江戸時代初期とその後の中山道の道筋と上松宿の形を比較する絵地図

◆初期の上松宿は上町と本町だけの街◆


■江戸初期の中山道■

  上掲の絵地図は、江戸時代初期の中山道の道筋ならびに上松宿の街の長さとその後の変遷を比較するための想像復元図です。

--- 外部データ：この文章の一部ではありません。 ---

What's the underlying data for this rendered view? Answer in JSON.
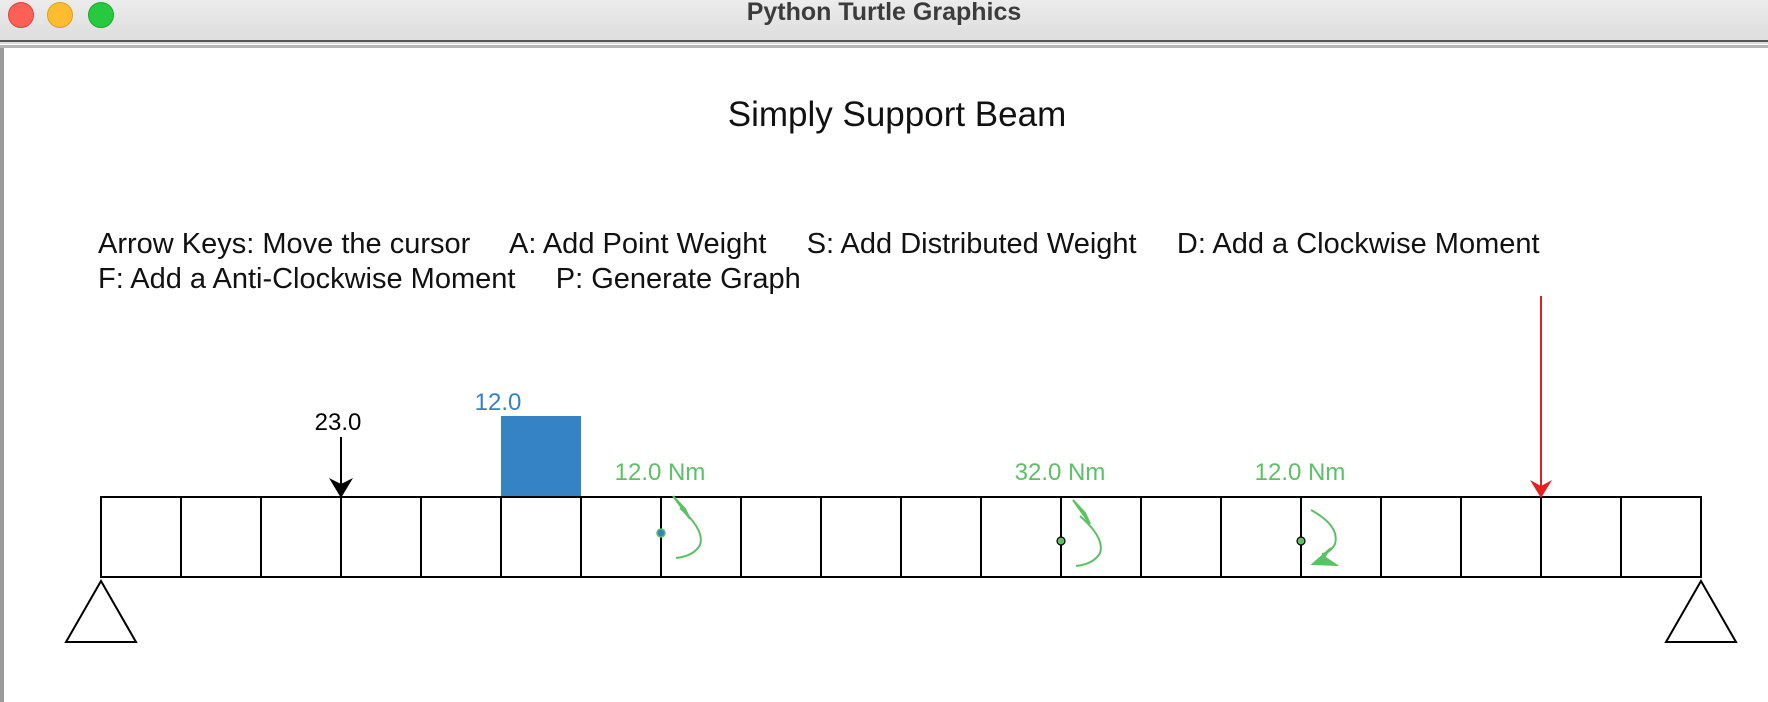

  徳川幕府の指示で建設された中山道と各宿場は、室町末期から戦国時代にかけて藤原系木曾氏が開削建設した軍道(統治と軍略のための公道)をもとにしていたそうです。
  しかしその後、幕府の統治機構の変動や幕閣の権力闘争、さらには木曾領が幕府直轄から尾張藩への移管されたことなどによって少しずつ変遷していきました。三代将軍家光によって参覲交代が制度化されたこと、つまり各藩主が中山道を行軍して江戸と藩領との間を往復することによる影響もあったと見られます。
  中山道の道筋の変更として有名かつ典型的なものは、《贄川宿を出てから桜沢沿いに東に進み牛首峠を越え、小野宿を経由して諏訪湖畔の岡谷に出て下ノ諏訪宿にいたる経路》から、《洗馬宿・山本宿を経て、塩尻宿塩尻峠を越えて下ノ諏訪宿にいたる経路》へのつくり変えです。⇒参考記事

  ことに木曾路では、危険な急流、木曾川の増水や氾濫による街道の被害などによっても道筋や宿痾駅の場所や形は変わってきました。
  中山道の経路の変遷の特徴を乱暴に要約すると、戦国時代の遺制としての軍道から商業・物流のための経済的交通体系への漸次的変遷ということになるでしょう。
  戦国時代、本町の本陣から玉林院とその裏山(天神山と呼ばれた丘)にかけて上松の領主、木曾義豊(上松蔵人)の屋敷・城館・砦があって、天狗山の裾野から上ノ山を経て尾根をのぼって久保寺や諏訪社宮の森に連絡する軍道がありました。初期の上松宿の中山道はその遺構に沿って建設されたと見られます。
  徳川家康の家臣となった義豊が1582年に遠州浜松に移封された後、この地に残って郷士となった塚本氏が屋敷跡地を保有し、やがて宿場の庄屋兼本陣を担うことになったそうです。

■材木役所設立による街道の変化■

  上松宿をめぐる環境としての尾張藩政の変革は中山道の道筋を組み換え、さらに上松宿の街の規模や仕組みを大きく変えていったようです。
  尾張藩は1664年(寛文4年)に木曾の山林政策を大きく転換しました。それまで名古屋城と城下街の建設、さらに江戸城と江戸の各藩屋敷などの建設を最優先していた山林伐採・木材供給の政策を組み換え、木曾の山林の育成と保護を林政の目標として上松宮前に藩直轄の材木奉行所を設立したのです。
  街道と宿痾駅に関する一般行政は引き続き福島代官所に担当させましたが、山林政策は上松材木役所に統括させるようになりました。大きな権限と人員を擁する役所(官庁)ができたことで、行財政や経済における上松宿の位置づけは一変しました。
  それが上掲の絵地図に示した街道経路と宿場街の形・規模の変化なのです。

■仲町と下町が宿場街に加わる■

  私は上松宿と周囲の地形や変化の痕跡を探索して、以下のような推定にいたりました。
  まず、中山道は上ノ山の一里塚の脇から天狗山の尾根をのぼって寺坂を通らないで久保寺と諏訪社の宮の森を抜けて寝覚に連絡していた道筋が、寺坂を経由して材木奉行所の脇を通る経路に変わりました。その結果、当初、上町と本町――当時は下町と呼んだか――の2つしかなかった宿場街が倍以上に拡大して、仲町と下町が加わったのです。
  尾張藩材木奉行所はおそらく小藩に準じるような財政規模と権限を保有していたので、上松宿はそういう行財政や経済に見合った大きな街に成長したのです。
  街道は上ノ山を西に迂回して寺坂の裾野から中腹を回る道筋になり、街道に沿って家並みが南に伸びていくことになりました。のちの仲町と下町が宿場街に付け加わっていったのです。